Pemerintah Genjot Pemakaian Biodiesel Melalui B20
KATADATA ? Pemerintah terus menggenjot pemakaian biodiesel melalui mandatori pemakaian bahan bakar nabati sebesar 15 persen (B15) tahun ini menjadi 20 persen (B20) pada 2016. Kenaikan tersebut untuk mendongkrak pemanfaatan energi terbarukan selain bahan bakar minyak dari fosil.
?Manfaat untuk negara dari sisi ketahanan energi lebih terjamin. Minimal, ketergantungan terhadap impor berkurang,? kata Direktur jenderal Energi Baru Terbarukan dan Ketahanan Energi (EBTKE), Kementerian Energi dan Sumber Daya Mineral, Rida Mulyana di Terminal Bahan Bakar Minyak, Cikampek, Selasa (8/9).
Menurutnya, dengan pengurangn impor solar tersebut pemerintah akan menghemat devisa US$ 2,71 miliar atau sekitar Rp 36, 65 triliun pada tahun depan. Angka itu diperoleh ketika volume biodiesel yang disalurkan mencapai 6,48 juta kiloliter atau setara 5,75 juta metrik ton minyak kelapa sawit (CPO). Terobosan ini pun diperkirakan meningkatkan harga CPO dunia hingga US$ 391 per metrik ton dan menyerap tenaga kerja lebih dari 6 ribu orang. ?Jika dicampur sawit akan mengurangi emisi juga. Dengan sendirinya harga Cruide Palm Oil (CPO) terkerek naik,? ujar Rida.
Program pemerintah dalam pemakaian biodiesel melalui mandatori B15 sebetulnya diluncurkan sejak kuartal kedua lalu. Walau pelaksanaannya molor, kali ini pemerintah optimistis penggunaan biodiesel berjalan lancar setelah mendapat dukungan dari Badan Pengelolaan Dana Perkebunan Kelapa Sawit (BPDPKS).
Direktur Utama BPDPKS, Bayu Khrisnamurti, menyatakan alasan pertama kebijakan penerapan biodiesel ini untuk menjadi energi yang ramah lingkungan. Selain itu agar Indonesia dapat membangun ketahanan energi.

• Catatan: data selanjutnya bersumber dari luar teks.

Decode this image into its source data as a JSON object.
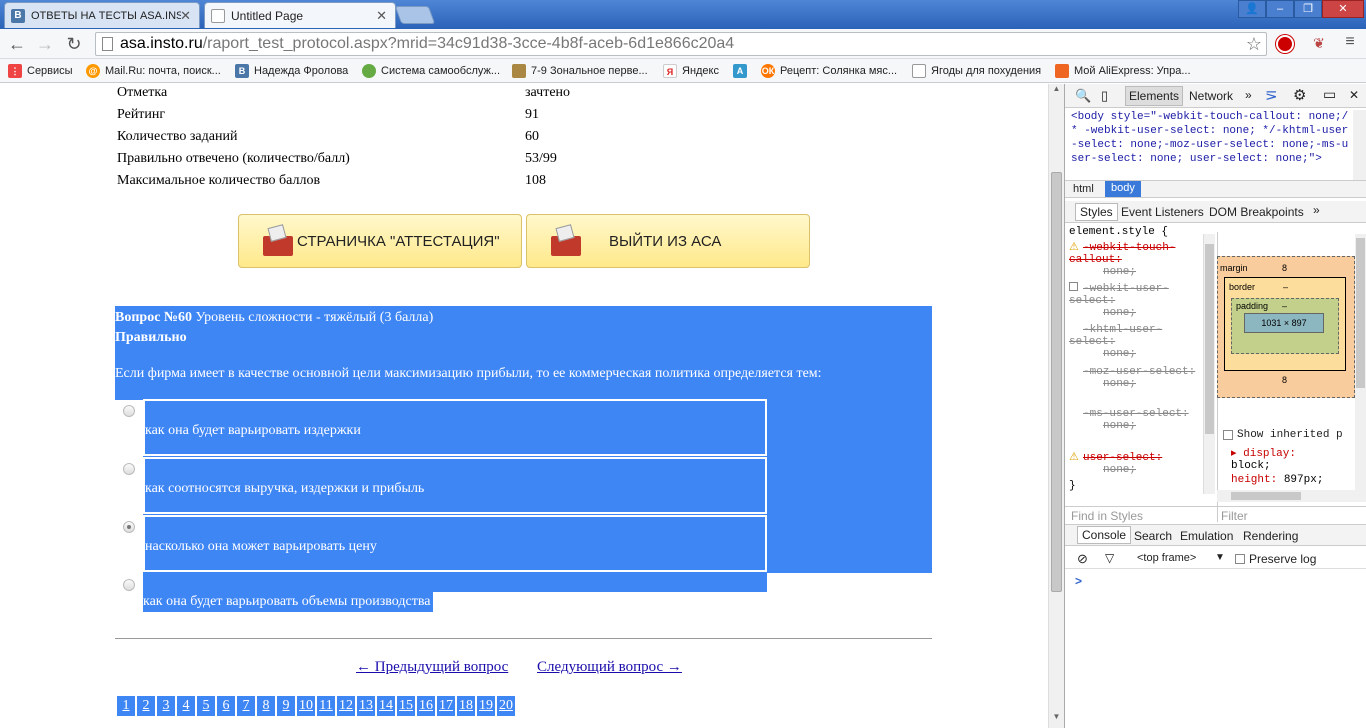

Untuk target penyerapan B15 tahun ini, menurut Direktur Pemasaran PT Pertamina Ahmad Bambang, sebesar 600 ribu kiloliter yang masuk dalam kewajiban pelayanan publik (PSO) dan 230 ribu kiloliter untuk non-PSO industri. Dengan kedua penyerapan sejumlah 830 ribu kiloliter tersebut, pemerintah bisa mengurangi kuota solar 2015 yang mencapai 4,8 juta kiloliter.
Sementara itu, 600 ribu kiloliter tersebut akan didistribusikan ke 31 kota utama seperti Samarinda, Surabaya, Batam, Sibolga, Lhokseumawe, dan Semarang. Saat ini terdapat 112 terminal yang tidak semuanya memiliki fasilitas blending. Karena itu, untuk depot-depot di daerah harus melakukan blending di terminal pusat seperti Terminal Baubau di Sulawesi.